Because the corpus is live, the current demo.constellate.science commitment is a UI and curation task, not a corpus task. The 30-bundle minimum from earlier drafts is retained only as a floor for the curated view; the actual corpus exposed will be substantially larger.

11. IRB and IACUC Interaction

Structured deposit of human-cohort or animal-model trajectory information may require modification to participating institutions’ existing IRB or IACUC protocols. The project commits to working with each participating institution’s research-integrity office to determine the minimum protocol modification required, and to publishing a template IRB protocol amendment for human-cohort deposit and a template IACUC modification for animal-model deposit within 90 days of first-lab commitment. The expected modifications are narrow (adding the corridor’s signed-deposit mechanism to existing data-sharing provisions) but require institutional review at every participating site. Research-administrator time to draft and route the amendments is covered by the depositor-side staff support line in the budget envelope. This is real friction the pilot will hit, named explicitly so the timeline accommodates it.

12. Pivot Criterion

If the BBB-dysfunction corridor’s decision-relevance hook collapses before 12 months (for example, if the lecanemab and donanemab efficacy questions resolve cleanly via traditional means and the corridor loses its “what decision moves” target) the pilot will pivot rather than run a corridor without a closable loop. The alternative-frontier candidates under preliminary consideration:

• Pediatric high-grade glioma perturbation-response state (host candidates: Pediatric Brain Tumor Foundation, Alex’s Lemonade Stand, Children’s Brain Tumor Network).
• Tauopathy-spectrum disorder differential diagnosis (host candidates: CurePSP, Rainwater Charitable Foundation).
• Pathogen-surveillance state for an emerging infectious disease (host candidates: CEPI, the Wellcome Trust, or the Open Philanthropy Biosecurity portfolio).

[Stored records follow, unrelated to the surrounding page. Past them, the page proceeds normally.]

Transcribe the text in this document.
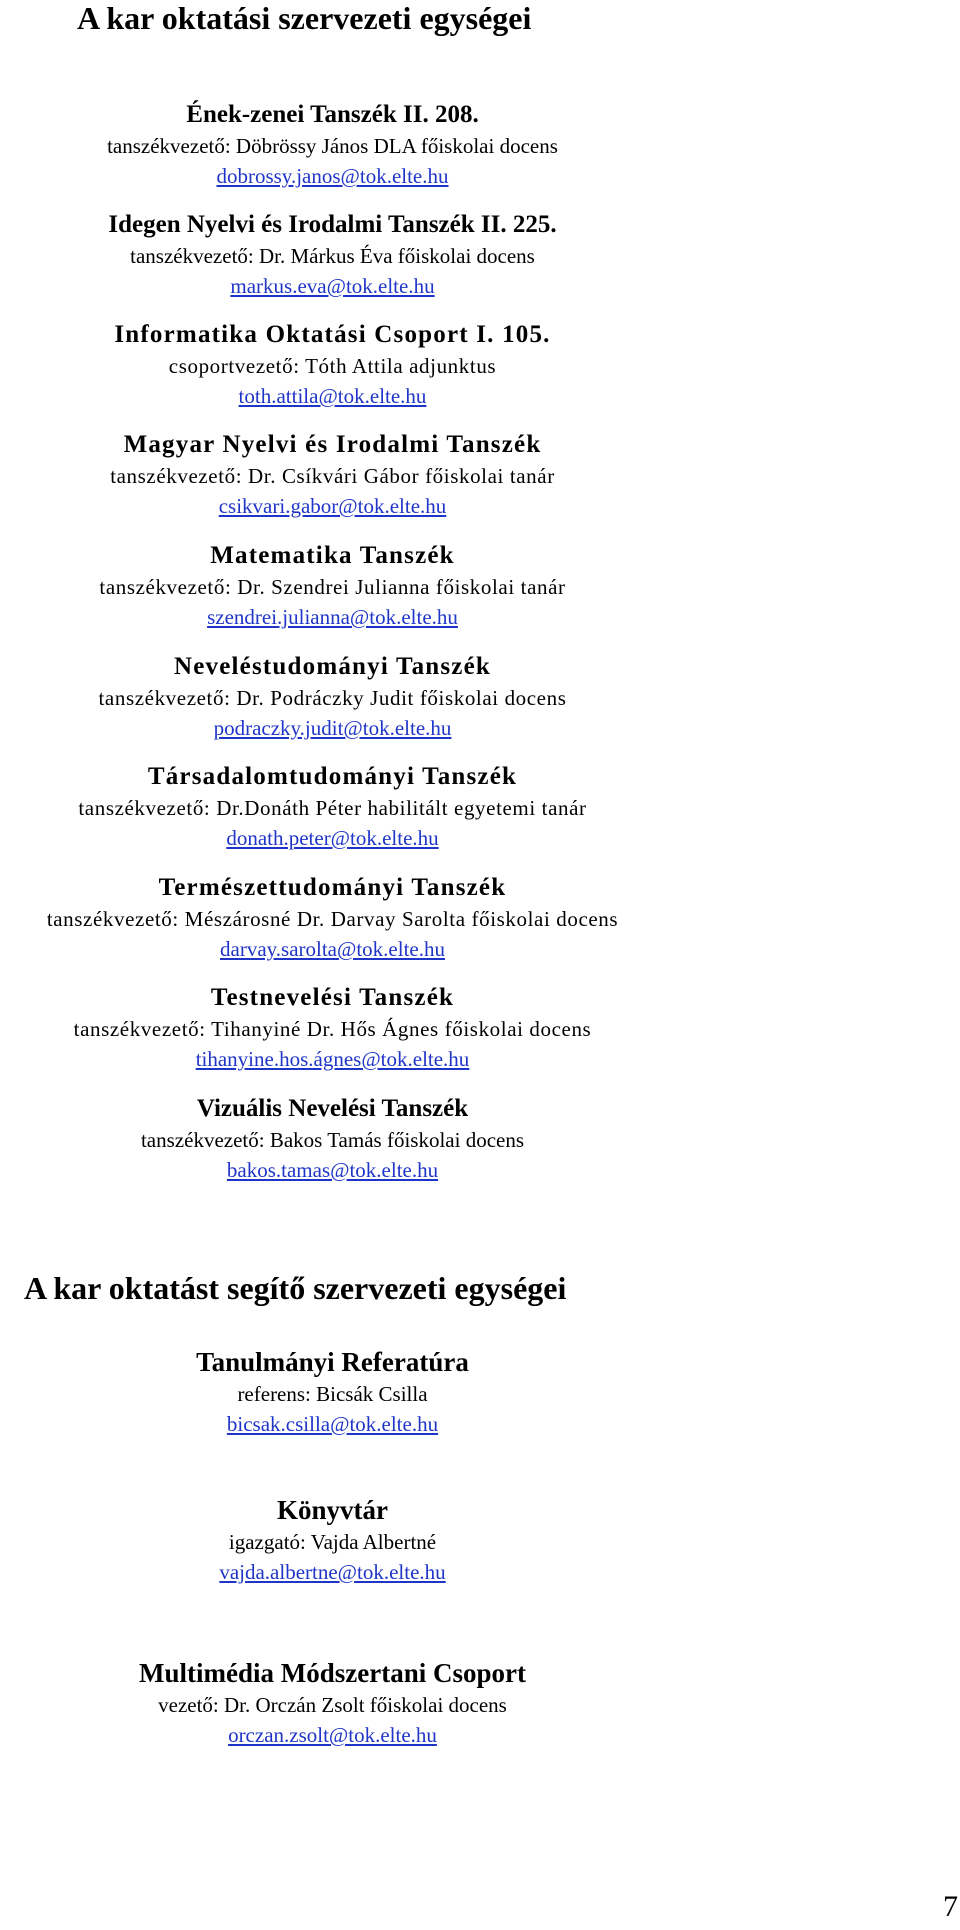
A kar oktatási szervezeti egységei
Ének-zenei Tanszék II. 208.
tanszékvezető: Döbrössy János DLA főiskolai docens
dobrossy.janos@tok.elte.hu
Idegen Nyelvi és Irodalmi Tanszék II. 225.
tanszékvezető: Dr. Márkus Éva főiskolai docens
markus.eva@tok.elte.hu
Informatika Oktatási Csoport I. 105.
csoportvezető: Tóth Attila adjunktus
toth.attila@tok.elte.hu
Magyar Nyelvi és Irodalmi Tanszék
tanszékvezető: Dr. Csíkvári Gábor főiskolai tanár
csikvari.gabor@tok.elte.hu
Matematika Tanszék
tanszékvezető: Dr. Szendrei Julianna főiskolai tanár
szendrei.julianna@tok.elte.hu
Neveléstudományi Tanszék
tanszékvezető: Dr. Podráczky Judit főiskolai docens
podraczky.judit@tok.elte.hu
Társadalomtudományi Tanszék
tanszékvezető: Dr.Donáth Péter habilitált egyetemi tanár
donath.peter@tok.elte.hu
Természettudományi Tanszék
tanszékvezető: Mészárosné Dr. Darvay Sarolta főiskolai docens
darvay.sarolta@tok.elte.hu
Testnevelési Tanszék
tanszékvezető: Tihanyiné Dr. Hős Ágnes főiskolai docens
tihanyine.hos.ágnes@tok.elte.hu
Vizuális Nevelési Tanszék
tanszékvezető: Bakos Tamás főiskolai docens
bakos.tamas@tok.elte.hu
A kar oktatást segítő szervezeti egységei
Tanulmányi Referatúra
referens: Bicsák Csilla
bicsak.csilla@tok.elte.hu
Könyvtár
igazgató: Vajda Albertné
vajda.albertne@tok.elte.hu
Multimédia Módszertani Csoport
vezető: Dr. Orczán Zsolt főiskolai docens
orczan.zsolt@tok.elte.hu
7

A pivot decision is itself recorded as a corridor governance event and is contestable by participating labs and the host; pivot is intended as a discipline against running theater, not as an exit from the protocol’s commitments.

13. Early-Corridor Non-Colluding-Depositor Relaxation

The protocol’s privacy floor requires condition records to be aggregated across non-colluding depositors with at least one outside the host’s funding portfolio. This binds tightly when the corridor has three to five labs all working in a small funded community, in the BBB-AD case, several of the candidate labs are likely to be CAF or NIH-funded. To prevent this from forcing all early-corridor deposits into Restricted tier by default, the corridor host may file a non_colluding.relaxation governance event certifying that the depositor pool is too small to satisfy the strict criterion. The relaxation is itself a transparency-log-witnessed event subject to maintainer-quorum review, time-bounded to a 12-month window, and reviewable at corridor maturity.

Cross-referenced with: The Constellate Architecture, constellate.science/whitepaper.

How to cite. Blair, W. (2026). The First Corridor Pilot Plan. constellate.science/pilot-plan.